Building on our original ChTCR platform, we engineer next-generation bispecific ChTCRs (Bi-ChTCRs) with broad applicability across tumor types. We study the biological rules that shape receptor performance—how binder affinity, epitope location and geometry, receptor chassis and engagement with the native TCR–CD3 complex determine antigen sensitivity. Our goal is to define design principles that generalize across antigens to expand the ChTCR architecture to bring sensitive and multispecific targeting to solid tumors therapy.
Attaching high-affinity binders to highly sensitive TCR-based receptors may have unknown functional consequences. While this fusion enables superior antigen detection, it also rewires early signaling events in ways that can shape T cell activation, cell fate decisions, and long-term function.

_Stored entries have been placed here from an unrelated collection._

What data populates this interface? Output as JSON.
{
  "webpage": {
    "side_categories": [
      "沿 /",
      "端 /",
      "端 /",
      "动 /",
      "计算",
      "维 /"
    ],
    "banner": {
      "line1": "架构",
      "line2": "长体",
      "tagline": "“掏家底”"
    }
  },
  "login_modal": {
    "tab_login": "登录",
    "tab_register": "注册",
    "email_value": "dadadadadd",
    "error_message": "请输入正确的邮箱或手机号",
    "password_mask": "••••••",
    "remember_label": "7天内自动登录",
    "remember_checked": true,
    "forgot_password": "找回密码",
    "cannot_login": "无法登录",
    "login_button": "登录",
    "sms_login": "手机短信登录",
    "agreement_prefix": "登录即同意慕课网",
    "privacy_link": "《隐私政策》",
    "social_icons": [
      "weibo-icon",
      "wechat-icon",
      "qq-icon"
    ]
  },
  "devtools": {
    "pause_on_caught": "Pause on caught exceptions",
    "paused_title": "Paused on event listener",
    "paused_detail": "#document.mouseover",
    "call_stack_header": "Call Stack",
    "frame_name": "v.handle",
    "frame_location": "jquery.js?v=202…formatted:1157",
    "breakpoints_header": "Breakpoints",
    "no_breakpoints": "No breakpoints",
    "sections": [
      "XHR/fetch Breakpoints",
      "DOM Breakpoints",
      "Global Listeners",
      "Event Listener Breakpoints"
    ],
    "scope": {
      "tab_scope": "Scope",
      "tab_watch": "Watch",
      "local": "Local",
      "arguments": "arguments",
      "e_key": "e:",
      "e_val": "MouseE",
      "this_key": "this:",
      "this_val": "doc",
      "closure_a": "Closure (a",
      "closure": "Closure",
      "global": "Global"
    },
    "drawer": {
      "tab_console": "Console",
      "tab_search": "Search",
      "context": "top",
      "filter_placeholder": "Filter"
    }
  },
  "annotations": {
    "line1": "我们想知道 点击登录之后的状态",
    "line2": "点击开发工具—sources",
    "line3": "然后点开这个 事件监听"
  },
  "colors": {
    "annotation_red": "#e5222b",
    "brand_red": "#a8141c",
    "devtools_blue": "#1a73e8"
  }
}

We systematically alter ChTCR design to perturbate activation strength and signaling circuits to promote durable anti-tumor responses in vivo while maintaining exquisite antigen sensitivity.

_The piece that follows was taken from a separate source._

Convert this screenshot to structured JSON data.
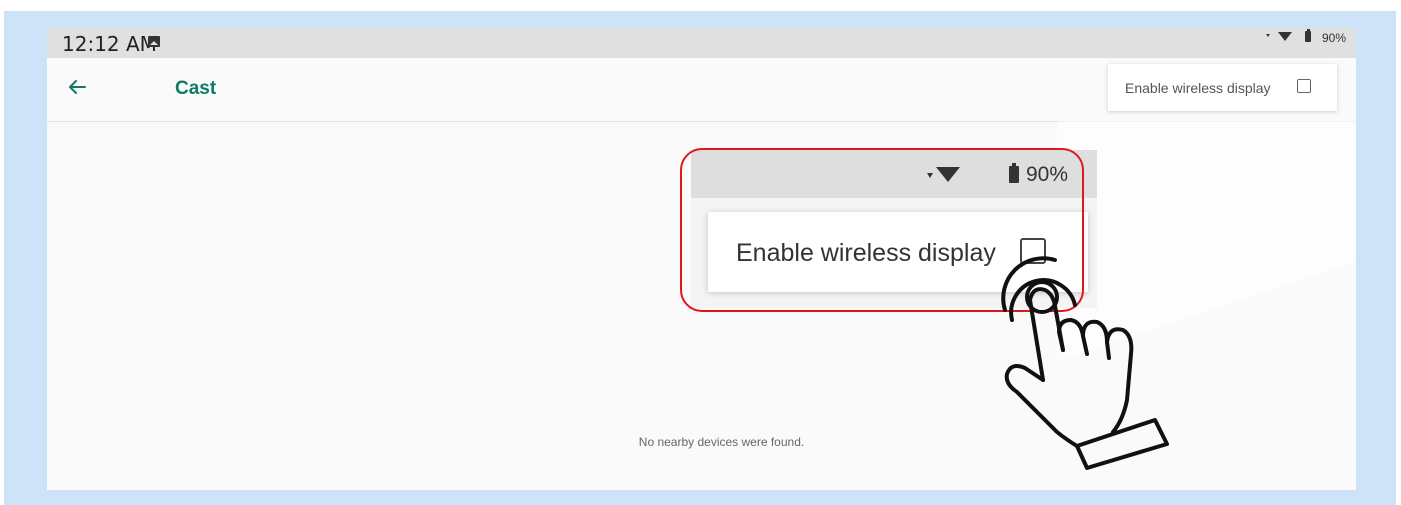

This work is coupled with the development of new technologies to measure receptor-proximal signaling with high resolution, including phospho-proteomics and advanced imaging of immune synapse formation. These tools allow us to map how engineered receptors reshape T cell signaling programs and translate these insights into next-generation designs.
We work with our colleagues at Fred Hutch (clinicians, regulatory experts, and cell manufacturing specialists) to build a translational pipeline to bring Bi-ChTCR therapy to a first-in-human clinical trial.

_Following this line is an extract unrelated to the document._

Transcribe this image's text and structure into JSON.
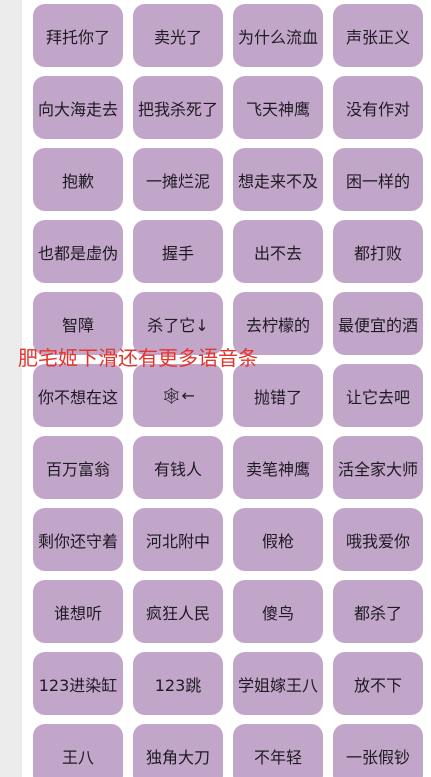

Our goal is to deliver improved treatments to patients, and learn directly from real-world clinical data. Insights from early clinical experience feed back into the lab, creating a virtuous cycle in which patient outcomes inform the next wave of innovations and guide new receptor designs.
Through this integrated bench-to-bedside approach, we aim to bring forward safe, effective, and durable engineered T cell therapies, while continuously improving the technology through clinical and experimental discovery.